Blocked files will be removed regardless this setting if the action for blocked contents is to Delete blocked contents.

Include scan result

By enabling this option, Email Gateway Security will upload the scan results to Vault besides the attachment as metadata. As a result Vault will know the verdict of the scan and can make the file available immediately.

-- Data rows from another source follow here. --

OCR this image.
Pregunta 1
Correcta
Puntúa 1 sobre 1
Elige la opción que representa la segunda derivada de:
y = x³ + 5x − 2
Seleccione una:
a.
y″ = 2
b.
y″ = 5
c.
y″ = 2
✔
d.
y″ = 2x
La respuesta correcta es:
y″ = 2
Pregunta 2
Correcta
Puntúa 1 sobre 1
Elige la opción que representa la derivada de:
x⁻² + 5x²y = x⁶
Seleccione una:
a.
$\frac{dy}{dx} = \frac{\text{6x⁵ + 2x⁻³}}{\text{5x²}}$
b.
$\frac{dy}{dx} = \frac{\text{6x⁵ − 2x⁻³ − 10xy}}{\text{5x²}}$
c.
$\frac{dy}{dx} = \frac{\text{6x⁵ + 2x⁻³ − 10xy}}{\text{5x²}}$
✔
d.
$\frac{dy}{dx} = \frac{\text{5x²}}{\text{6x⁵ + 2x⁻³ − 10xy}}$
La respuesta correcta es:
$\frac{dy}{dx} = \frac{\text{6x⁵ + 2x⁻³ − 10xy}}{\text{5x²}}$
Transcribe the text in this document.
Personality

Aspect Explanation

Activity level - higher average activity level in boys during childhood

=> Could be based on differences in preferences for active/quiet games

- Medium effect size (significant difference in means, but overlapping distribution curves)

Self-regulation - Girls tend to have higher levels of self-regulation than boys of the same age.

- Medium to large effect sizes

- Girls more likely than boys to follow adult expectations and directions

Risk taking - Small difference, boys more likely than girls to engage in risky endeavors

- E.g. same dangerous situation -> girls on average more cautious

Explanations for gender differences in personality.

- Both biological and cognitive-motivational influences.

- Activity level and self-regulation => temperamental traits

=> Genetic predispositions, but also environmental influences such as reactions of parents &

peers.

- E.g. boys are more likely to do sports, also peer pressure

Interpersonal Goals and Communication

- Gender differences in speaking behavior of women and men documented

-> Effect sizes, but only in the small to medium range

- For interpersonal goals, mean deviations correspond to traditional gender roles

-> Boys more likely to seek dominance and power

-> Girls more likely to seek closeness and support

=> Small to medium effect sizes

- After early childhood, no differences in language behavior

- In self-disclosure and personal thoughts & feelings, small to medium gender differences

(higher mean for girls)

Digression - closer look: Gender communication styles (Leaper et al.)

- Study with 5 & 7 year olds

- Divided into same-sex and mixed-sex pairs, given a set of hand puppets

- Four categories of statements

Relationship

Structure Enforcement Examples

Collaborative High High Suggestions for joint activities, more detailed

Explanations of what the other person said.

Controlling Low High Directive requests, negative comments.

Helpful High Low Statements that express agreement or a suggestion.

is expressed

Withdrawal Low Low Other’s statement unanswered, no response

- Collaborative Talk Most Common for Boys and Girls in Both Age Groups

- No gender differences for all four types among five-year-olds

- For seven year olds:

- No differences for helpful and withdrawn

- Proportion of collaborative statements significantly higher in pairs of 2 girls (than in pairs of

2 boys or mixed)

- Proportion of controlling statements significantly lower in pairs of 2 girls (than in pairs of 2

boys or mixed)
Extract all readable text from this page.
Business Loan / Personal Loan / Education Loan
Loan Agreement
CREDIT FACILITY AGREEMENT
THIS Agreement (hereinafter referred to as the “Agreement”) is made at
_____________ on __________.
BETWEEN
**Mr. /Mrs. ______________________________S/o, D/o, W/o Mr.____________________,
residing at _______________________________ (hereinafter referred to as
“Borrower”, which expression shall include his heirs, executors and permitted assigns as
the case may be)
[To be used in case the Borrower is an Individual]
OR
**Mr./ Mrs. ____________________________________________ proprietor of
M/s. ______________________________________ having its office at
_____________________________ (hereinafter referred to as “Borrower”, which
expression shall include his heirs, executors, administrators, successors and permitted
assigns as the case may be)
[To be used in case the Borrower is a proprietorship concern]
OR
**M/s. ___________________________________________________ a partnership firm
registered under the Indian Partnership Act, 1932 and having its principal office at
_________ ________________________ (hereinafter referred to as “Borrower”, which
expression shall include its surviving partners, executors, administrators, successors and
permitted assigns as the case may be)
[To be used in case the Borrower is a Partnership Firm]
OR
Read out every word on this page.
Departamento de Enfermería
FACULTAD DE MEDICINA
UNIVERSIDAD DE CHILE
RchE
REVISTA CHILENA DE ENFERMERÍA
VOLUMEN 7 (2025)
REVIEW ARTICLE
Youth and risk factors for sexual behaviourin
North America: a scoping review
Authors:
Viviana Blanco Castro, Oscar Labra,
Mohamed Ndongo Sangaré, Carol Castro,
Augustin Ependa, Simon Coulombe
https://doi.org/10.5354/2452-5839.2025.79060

Upload to user's own vault account

Depending whether the email was matched by an inbound or an outbound rule, based on the email addresses, the files will be uploaded to the recipients' (inbound) or senders' (outbound) own Vault accounts (when the account exists on the Vault at all). This feature requires appropriate permissions (impersonation) on Vault.

No account on Vault

If no account exist with the recipient email address on the Vault, then the file will be uploaded to the account that is assigned to the API key specified in the Vault server profile set for the matching rule.

Example
images/download/attachments/4658182/own_vault_account.png

Advanced

The advanced scan settings policy define certain exceptions from the default behavior.

Retry

Email Gateway Security can be configured to be in retrying to process emails. For details see 4.3. Settings.

Risk of potentially harmful content

If Bypass if all retry fail is configured for certain settings, and the email gets bypassed finally, then the original, potentially harmful email is delivered.

The recipient may be notified about the fact of bypassing. To do so set the Bypass email disclaimer. For details see 4.4.1. Disclaimers.